Frostman told voters that: “It is time for our state to prioritize public education, repair our broken infrastructure, protect our public lands, and advance policies that help people succeed, like access to affordable healthcare and childcare.” Running in a waterfront district that is a popular vacation spot, he put particular emphasis on clean water and environmental issues, declaring that he would fight to “(conserve) the natural areas that make our corner of Wisconsin so incredibly special.”

The voters agreed, flipping a district that the Republican candidate won by 23 points in 2014 to one where Frostman prevailed by three points. The dramatic swing was the first Democratic win for the seat since the “Watergate election” of 1974.

The Republican Senate advantage is down to just 18-15. And Democrats have already identified the two seats they think they can flip in November and take the chamber.”
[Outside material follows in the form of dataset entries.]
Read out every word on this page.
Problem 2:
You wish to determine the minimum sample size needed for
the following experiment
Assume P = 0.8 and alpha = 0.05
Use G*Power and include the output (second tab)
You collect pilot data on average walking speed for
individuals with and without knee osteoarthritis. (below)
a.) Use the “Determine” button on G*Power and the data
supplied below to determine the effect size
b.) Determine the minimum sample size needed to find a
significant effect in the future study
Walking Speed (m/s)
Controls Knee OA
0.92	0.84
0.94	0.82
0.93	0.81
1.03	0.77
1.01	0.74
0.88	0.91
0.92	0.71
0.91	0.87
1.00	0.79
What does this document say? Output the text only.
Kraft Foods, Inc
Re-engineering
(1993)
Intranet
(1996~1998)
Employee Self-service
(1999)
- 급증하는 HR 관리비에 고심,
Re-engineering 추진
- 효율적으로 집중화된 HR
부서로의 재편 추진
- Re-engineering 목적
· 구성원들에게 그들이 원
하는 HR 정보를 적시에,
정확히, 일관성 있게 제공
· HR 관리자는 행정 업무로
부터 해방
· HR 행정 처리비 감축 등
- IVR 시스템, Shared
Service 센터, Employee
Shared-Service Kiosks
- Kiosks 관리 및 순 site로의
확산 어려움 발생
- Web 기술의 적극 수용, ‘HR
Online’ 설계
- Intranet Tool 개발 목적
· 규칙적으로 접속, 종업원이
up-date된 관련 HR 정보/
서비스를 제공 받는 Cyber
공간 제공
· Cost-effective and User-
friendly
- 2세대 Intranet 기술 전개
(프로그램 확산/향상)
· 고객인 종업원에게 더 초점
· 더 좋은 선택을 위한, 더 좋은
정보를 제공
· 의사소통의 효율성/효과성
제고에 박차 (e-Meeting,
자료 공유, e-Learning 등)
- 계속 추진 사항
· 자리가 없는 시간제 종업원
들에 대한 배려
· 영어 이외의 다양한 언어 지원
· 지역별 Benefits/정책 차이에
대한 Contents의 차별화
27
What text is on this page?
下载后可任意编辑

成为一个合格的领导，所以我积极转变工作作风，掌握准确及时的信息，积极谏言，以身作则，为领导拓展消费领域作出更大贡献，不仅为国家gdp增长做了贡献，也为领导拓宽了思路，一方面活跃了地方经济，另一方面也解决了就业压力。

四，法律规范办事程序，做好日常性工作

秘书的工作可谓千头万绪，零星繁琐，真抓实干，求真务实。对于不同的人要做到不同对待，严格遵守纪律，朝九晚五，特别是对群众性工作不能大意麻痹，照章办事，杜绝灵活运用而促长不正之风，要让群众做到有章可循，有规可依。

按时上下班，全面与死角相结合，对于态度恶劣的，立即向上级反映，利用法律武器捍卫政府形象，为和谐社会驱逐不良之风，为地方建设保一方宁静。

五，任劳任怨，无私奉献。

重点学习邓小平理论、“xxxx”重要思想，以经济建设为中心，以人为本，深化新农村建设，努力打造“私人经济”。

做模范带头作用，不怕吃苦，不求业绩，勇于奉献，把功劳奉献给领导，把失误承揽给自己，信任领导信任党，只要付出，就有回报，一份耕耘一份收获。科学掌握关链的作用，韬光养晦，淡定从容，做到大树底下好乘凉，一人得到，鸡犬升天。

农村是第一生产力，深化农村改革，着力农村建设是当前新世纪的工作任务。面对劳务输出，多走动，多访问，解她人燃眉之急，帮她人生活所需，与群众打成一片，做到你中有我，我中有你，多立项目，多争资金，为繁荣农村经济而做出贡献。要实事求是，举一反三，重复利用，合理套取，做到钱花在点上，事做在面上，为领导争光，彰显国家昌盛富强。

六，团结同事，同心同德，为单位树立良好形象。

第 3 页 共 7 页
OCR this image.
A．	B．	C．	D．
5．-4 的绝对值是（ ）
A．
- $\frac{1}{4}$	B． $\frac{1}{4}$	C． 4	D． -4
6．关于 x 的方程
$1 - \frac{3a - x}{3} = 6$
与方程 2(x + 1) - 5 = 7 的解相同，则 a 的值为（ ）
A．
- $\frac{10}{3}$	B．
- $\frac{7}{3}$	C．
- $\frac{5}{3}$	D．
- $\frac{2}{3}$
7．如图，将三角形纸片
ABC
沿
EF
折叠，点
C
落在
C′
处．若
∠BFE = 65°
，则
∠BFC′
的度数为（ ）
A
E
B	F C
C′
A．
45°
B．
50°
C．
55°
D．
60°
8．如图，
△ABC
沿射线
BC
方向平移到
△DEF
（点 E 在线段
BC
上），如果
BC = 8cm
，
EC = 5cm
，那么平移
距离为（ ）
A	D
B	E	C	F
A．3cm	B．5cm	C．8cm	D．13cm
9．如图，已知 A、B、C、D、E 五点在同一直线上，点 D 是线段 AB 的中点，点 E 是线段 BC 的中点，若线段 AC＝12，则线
It’s worth admitting that the Democratic Party of Wisconsin has badly bungled state elections for the better part of a decade, and that there are more than a dozen candidates (many of them very bad) involved in the Democratic primary to face Walker. Were I betting, I would wager that Walker will win reelection. But I also think that there is a real possibility that even if he wins, Republicans lose their majority in the state Senate and full Republican control in the state (which has been nearly as bad for the state as full Republican control in Washington has been for the country) will be no more.